The application of this to the false prophets.

(1.) By way of terror and threatening (v. 19); Every tree that brings not forth good fruit is hewn down. This very saying John the Baptist had used, Matthew 3:10. Christ could have spoken the same sense in other words; could have altered it, or given it a new turn; but he thought it no disparagement to him to say the same that John had said before him; let not ministers be ambitious of coining new expressions, nor people's ears itch for novelties; to write and speak the same things must not be grievous, for it is safe. Here is,

[1.] The description of barren trees; they are trees that do not bring forth good fruit; though there be fruit, if it be not good fruit (though that be done, which for the matter of it is good, if it be not done well, in a right manner, and for a right end), the tree is accounted barren.

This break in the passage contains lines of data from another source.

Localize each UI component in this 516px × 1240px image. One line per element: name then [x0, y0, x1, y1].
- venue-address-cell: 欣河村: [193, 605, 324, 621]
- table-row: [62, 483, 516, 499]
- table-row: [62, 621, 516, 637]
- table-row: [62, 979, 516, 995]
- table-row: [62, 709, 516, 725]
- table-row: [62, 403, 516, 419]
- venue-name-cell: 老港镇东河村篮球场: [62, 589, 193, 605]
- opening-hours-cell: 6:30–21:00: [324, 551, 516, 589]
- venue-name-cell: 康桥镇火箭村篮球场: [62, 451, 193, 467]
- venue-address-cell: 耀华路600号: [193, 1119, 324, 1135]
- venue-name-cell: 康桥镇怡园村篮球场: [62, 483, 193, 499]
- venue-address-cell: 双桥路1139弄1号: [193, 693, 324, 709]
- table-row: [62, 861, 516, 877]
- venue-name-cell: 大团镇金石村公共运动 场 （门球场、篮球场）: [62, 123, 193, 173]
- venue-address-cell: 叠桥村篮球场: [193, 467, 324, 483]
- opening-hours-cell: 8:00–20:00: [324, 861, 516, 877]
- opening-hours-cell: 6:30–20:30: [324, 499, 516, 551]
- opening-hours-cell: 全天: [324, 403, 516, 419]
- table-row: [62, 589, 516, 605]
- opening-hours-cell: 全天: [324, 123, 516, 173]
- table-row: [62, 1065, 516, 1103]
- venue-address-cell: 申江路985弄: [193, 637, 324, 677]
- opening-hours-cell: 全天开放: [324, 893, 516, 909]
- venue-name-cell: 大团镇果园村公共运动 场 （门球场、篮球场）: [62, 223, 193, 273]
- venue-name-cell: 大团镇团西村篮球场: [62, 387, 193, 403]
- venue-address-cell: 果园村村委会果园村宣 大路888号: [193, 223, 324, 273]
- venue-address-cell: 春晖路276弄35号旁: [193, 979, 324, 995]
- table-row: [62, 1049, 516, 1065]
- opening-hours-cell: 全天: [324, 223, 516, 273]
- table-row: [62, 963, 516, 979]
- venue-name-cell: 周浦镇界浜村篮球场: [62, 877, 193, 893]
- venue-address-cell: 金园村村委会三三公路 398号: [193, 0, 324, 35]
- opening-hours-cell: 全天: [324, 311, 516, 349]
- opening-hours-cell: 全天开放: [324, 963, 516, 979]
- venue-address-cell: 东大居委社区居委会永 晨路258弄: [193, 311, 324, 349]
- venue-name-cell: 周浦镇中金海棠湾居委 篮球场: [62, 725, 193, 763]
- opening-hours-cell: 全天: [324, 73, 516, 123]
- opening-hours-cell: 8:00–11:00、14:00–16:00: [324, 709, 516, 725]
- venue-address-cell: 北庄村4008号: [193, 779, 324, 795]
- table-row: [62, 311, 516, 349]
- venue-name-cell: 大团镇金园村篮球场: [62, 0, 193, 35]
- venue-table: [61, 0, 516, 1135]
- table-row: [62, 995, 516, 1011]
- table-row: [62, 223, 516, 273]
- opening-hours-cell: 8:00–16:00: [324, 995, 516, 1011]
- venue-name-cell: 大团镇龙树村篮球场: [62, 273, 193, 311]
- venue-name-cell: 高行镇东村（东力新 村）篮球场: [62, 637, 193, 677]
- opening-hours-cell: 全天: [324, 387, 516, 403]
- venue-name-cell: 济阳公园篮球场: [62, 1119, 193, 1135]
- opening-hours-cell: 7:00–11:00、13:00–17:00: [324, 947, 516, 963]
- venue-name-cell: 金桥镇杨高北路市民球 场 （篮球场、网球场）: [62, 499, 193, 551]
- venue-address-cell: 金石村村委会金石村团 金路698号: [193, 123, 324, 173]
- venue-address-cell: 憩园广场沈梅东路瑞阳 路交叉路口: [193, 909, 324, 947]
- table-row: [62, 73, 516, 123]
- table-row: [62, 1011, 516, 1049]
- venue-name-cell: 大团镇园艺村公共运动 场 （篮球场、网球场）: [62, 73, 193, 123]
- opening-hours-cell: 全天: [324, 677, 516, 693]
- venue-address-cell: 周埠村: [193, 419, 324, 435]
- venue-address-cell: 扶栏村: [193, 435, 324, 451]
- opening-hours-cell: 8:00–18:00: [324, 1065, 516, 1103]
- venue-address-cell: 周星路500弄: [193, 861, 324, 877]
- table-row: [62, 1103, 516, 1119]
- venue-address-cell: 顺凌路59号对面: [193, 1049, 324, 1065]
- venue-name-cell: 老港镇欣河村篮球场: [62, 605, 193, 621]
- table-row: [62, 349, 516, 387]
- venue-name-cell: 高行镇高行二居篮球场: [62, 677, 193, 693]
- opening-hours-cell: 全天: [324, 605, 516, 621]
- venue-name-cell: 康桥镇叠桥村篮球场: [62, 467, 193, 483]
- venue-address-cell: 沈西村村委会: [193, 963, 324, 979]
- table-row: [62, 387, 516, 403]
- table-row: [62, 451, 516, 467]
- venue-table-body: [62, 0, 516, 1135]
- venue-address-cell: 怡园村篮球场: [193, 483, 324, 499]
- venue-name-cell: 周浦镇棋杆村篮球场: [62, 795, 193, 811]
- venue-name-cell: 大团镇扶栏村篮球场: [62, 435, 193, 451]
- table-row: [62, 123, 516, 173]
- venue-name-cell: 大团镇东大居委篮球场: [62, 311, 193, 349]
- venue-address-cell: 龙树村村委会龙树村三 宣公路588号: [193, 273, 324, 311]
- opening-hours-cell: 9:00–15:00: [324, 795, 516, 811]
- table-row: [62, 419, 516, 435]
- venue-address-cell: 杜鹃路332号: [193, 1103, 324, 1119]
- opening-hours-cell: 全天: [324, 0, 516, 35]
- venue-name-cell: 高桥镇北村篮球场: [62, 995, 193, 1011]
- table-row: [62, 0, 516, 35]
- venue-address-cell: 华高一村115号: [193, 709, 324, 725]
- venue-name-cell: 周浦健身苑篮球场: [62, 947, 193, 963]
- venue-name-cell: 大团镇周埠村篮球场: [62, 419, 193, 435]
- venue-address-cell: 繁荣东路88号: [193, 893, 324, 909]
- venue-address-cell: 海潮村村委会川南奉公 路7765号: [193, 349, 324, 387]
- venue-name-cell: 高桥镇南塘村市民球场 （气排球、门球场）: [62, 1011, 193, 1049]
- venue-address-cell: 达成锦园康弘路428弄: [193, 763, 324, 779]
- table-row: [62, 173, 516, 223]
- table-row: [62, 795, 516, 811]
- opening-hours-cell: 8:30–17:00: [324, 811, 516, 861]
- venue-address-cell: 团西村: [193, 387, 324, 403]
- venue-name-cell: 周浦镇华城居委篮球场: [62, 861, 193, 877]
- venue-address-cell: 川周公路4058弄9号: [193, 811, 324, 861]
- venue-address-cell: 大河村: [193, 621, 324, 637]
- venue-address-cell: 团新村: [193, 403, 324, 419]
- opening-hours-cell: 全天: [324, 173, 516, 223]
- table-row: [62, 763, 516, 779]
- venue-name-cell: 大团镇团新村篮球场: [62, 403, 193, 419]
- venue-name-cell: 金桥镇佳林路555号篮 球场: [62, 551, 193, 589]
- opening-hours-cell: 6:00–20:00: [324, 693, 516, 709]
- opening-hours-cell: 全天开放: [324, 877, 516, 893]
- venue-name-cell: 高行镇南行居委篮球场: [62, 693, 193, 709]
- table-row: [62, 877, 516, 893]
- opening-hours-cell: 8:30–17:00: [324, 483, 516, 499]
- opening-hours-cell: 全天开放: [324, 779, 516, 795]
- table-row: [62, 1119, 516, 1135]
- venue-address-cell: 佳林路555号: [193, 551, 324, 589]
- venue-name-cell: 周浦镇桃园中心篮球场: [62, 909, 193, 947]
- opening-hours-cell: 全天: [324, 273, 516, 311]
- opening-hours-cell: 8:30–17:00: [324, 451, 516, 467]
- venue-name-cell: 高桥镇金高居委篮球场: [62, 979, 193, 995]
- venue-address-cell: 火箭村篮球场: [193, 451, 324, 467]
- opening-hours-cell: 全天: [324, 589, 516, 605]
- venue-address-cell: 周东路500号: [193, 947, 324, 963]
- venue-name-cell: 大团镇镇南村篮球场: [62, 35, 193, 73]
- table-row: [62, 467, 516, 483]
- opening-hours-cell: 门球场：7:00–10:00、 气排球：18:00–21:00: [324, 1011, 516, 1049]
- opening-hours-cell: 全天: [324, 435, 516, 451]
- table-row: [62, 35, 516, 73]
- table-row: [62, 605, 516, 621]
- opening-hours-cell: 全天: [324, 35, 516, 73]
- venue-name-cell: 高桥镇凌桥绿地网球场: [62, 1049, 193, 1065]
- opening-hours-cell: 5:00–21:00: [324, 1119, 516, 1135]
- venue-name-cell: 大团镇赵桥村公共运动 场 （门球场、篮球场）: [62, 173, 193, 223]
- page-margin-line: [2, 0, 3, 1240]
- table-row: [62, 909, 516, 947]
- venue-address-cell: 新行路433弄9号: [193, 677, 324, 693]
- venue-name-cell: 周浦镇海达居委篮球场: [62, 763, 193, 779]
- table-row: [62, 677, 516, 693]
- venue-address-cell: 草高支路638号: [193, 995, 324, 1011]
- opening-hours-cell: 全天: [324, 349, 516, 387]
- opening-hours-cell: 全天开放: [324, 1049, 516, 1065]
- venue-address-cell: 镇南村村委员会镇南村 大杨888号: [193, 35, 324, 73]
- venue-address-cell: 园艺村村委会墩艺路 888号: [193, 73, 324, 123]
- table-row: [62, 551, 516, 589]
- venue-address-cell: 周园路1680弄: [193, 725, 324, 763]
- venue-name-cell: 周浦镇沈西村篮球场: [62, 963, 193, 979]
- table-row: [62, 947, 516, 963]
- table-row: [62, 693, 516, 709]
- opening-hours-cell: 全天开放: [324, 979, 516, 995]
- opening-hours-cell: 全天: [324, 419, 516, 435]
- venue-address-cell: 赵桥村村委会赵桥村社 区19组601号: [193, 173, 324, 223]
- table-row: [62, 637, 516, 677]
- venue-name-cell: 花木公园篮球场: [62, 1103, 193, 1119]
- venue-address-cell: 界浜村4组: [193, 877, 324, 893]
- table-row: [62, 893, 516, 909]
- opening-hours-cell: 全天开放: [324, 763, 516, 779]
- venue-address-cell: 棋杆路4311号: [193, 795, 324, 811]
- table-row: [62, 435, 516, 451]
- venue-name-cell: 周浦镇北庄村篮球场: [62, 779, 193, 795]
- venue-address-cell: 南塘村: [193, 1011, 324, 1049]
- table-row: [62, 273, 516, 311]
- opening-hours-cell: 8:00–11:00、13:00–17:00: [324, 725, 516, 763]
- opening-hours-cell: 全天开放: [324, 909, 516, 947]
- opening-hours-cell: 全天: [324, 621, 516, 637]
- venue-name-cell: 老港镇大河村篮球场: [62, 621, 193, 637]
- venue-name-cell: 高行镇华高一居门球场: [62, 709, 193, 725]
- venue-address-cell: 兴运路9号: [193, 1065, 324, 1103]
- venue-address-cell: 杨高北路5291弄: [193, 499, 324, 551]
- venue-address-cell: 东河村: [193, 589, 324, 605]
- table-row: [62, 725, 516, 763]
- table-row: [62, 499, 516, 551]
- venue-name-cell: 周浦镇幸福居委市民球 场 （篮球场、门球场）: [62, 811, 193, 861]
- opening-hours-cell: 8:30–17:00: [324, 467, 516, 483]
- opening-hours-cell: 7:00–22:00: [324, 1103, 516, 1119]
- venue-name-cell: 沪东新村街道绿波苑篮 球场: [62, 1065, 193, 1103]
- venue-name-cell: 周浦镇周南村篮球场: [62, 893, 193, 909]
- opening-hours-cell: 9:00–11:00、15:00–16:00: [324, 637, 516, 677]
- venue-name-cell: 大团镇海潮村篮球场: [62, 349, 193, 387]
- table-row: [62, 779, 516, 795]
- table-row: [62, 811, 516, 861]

[2.] The doom of barren trees; they are, that is, certainly they shall be, hewn down, and cast into the fire; God will deal with them as men use to deal with dry trees that cumber the ground: he will mark them by some signal tokens of his displeasure, he will bark them by stripping them of their parts and gifts, and will cut them down by death, and cast them into the fire of hell, a fire blown with the bellows of God's wrath, and fed with the wood of barren trees. Compare this with Ezekiel 31:12, 13; Daniel 4:14; John 15:6.

(2.) By way of trial; By their fruits ye shall know them.

[1.] By the fruits of their persons, their words and actions, and the course of their conversation. If you would know whether they be right or not, observe how they live; their works will testify for them or against them. The scribes and Pharisees sat in Moses's chair, and taught the law, but they were proud, and covetous, and false, and oppressive, and therefore Christ warned him disciples to beware of them and of their leaven, Mark 12:38. If men pretend to be prophets and are immoral, that disproves their pretensions; those are no true friends to the cross of Christ, whatever they profess, whose God is their belly, and whose mind earthly things, Philippians 3:18, 19. Those are not taught nor sent of the holy God, whose lives evidence that they are led by the unclean spirit. God puts the treasure into earthen vessels, but not into such corrupt vessels: they may declare God's statutes, but what have they to do to declare them?

[2.] By the fruits of their doctrine; their fruits as prophets: not that this is the only way, but it is one way, of trying doctrines, whether they be of God or not. What do they tend to do? What affections and practices will they lead those into, that embrace them? If the doctrine be of God, it will tend to promote serious piety, humility, charity, holiness, and love, with other Christian graces; but if, on the contrary, the doctrines these prophets preach have a manifest tendency to make people proud, worldly, and contentious, to make them loose and careless in their conversations, unjust or uncharitable, factious or disturbers of the public peace; if it indulge carnal liberty, and take people off from governing themselves and their families by the strict rules of the narrow way, we may conclude, that this persuasion comes not of him that calleth us, Galatians 5:8. This wisdom is from above, James 3:15. Faith and a good conscience are held together, 1 Timothy 1:19; 3:9. Note, Doctrines of doubtful disputation must be tried by graces and duties of confessed certainty: those opinions come not from God that lead to sin: but if we cannot know them by their fruits, we must have recourse to the great touchstone, to the law, and to the testimony; do they speak according to that rule?